SA’s peace and security functions will have spending growth of 5.2% over the medium term, the budget tabled by finance minister Malusi Gigaba shows.

The peace and security functions are defence and state security, police services, law, courts and prisons, as well as home affairs.

Home affairs has been given the smallest piece of the pie — just R7.9bn — while the expenditure budgeted for police services goes up from R93.7bn in the revised budget of 2017/2018 to R99.1bn for 2018/2019.

The justice cluster was eroded by former president Jacob Zuma in his almost two terms in office. The National Prosecuting Authority has been accused of colluding with Zuma to keep him from facing criminal charges, elite crime fighting unit the Hawks was rendered toothless and the state security agency was said to be using its powers to fight political battles.

As part of the efforts to improve access to court, the budget reprioritised R121m to the department of justice & constitutional development. This amount has been allocated to the office of the chief justice, the National Prosecuting Authority and Legal Aid SA to begin operations at the Mpumalanga high court, which is scheduled to open this year.

The Independent Police Investigative Directorate (Ipid) receives R158.5m. The funds will be used to increase staffing and finalise the review of its founding legislation in line with a 2016 judgment by the constitutional court.

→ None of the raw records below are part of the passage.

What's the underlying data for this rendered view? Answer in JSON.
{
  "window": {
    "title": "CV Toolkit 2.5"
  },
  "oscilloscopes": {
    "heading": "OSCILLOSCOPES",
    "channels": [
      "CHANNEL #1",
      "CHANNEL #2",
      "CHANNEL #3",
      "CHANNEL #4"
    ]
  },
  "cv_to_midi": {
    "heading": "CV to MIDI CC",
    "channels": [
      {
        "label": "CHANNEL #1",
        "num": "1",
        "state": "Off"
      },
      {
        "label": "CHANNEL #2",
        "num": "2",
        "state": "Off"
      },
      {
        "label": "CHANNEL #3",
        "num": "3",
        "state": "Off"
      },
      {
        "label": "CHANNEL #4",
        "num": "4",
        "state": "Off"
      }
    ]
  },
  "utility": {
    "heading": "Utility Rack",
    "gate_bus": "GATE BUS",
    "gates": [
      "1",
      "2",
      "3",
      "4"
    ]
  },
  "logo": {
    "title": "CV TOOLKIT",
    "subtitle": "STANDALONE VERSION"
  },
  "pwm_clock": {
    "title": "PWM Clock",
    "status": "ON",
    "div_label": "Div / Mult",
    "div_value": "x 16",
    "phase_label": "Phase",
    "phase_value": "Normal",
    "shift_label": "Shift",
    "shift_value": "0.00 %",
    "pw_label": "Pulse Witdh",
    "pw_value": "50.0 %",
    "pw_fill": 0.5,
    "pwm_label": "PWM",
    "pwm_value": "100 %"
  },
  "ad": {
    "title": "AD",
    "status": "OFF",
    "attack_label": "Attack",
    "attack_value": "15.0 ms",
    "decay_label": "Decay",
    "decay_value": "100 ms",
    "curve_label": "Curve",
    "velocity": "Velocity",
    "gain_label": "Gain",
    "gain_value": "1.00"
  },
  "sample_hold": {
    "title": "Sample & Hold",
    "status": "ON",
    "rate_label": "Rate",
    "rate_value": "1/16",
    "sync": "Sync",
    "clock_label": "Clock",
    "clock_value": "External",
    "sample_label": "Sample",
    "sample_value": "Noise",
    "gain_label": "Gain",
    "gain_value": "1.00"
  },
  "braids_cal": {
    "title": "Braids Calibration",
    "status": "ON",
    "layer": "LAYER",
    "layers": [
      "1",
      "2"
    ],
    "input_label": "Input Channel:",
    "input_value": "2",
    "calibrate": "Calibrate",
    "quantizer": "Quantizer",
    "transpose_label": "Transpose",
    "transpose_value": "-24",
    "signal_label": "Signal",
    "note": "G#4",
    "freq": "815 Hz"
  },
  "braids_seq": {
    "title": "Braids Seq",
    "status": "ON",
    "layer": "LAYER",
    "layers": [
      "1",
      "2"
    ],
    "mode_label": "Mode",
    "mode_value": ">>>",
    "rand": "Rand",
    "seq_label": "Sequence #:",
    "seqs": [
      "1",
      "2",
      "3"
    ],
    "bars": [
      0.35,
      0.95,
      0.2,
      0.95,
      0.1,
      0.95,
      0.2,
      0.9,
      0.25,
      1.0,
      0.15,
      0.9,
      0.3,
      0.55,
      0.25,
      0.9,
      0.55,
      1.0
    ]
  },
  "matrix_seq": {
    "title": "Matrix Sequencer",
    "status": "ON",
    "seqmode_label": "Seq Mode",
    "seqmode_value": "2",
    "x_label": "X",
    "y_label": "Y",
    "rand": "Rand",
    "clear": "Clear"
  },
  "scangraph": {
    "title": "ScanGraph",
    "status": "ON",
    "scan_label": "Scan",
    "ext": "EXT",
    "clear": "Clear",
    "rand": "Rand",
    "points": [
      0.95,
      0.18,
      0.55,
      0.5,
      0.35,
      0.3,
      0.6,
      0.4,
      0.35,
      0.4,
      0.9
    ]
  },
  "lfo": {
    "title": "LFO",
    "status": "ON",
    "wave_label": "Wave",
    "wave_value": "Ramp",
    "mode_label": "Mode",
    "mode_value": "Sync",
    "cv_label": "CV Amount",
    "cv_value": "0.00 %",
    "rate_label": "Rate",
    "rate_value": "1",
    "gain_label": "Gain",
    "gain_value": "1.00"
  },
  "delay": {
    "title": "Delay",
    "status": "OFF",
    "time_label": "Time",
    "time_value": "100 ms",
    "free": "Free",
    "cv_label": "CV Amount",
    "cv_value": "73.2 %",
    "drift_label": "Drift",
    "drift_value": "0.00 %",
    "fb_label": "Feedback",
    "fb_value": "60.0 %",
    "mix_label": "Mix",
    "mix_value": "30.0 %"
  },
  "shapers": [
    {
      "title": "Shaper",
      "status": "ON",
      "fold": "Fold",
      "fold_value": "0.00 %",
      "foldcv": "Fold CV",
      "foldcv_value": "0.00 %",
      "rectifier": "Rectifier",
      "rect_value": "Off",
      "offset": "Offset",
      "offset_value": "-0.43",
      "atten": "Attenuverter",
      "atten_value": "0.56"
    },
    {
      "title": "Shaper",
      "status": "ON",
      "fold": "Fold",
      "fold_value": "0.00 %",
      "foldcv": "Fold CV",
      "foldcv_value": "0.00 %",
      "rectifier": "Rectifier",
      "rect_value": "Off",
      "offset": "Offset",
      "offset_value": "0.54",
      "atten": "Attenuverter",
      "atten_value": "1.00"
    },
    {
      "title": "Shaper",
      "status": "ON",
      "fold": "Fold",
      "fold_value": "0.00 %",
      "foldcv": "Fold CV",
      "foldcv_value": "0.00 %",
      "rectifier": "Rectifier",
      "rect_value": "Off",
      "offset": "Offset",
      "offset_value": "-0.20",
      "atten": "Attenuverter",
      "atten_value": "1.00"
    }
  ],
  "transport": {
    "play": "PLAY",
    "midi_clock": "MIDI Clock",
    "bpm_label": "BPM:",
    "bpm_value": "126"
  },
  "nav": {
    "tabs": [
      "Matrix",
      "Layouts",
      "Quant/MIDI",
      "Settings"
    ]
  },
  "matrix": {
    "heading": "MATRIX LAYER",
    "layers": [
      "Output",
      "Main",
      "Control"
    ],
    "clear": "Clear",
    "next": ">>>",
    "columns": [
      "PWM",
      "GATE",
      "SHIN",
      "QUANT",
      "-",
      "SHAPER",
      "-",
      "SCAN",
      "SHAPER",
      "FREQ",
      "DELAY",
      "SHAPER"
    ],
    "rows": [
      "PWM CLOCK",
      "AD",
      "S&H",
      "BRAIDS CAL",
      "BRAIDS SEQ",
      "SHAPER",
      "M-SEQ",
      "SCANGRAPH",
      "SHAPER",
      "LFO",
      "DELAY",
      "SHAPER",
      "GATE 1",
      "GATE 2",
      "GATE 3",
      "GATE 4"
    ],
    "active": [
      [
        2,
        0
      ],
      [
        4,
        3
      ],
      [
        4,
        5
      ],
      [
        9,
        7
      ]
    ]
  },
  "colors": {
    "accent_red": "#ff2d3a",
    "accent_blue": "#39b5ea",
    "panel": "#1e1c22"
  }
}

This money will also be used to address weaknesses in internal controls and Ipid’s case-management system.

Johan Burger, research associate for the Institute for Security Studies, says the increase to the police services budget makes sense given the rising crime statistics.

He adds that even though there are fewer functional police officers on the ground, one has to take into consideration that the aim is to grow the public order police force from about 4,500 to about 9,000 members by 2019.

Cosatu has, however, warned that the cutting of public service posts by 3% over the past two years has already been detrimental to the service to the public. The trade union federation says the police head count will be cut at a time when crime is on the rise.

Steve Swart from the African Christian Democratic Party says that if law enforcement agencies such as the Hawks and the Asset Forfeiture Unit were given additional capacity, "they could recover the billions that have been wasted and stolen through corruption and state capture, and this can assist in balancing the books and ensure that we are on a fiscal consolidation path — which will [boost] business confidence and reassure our investors."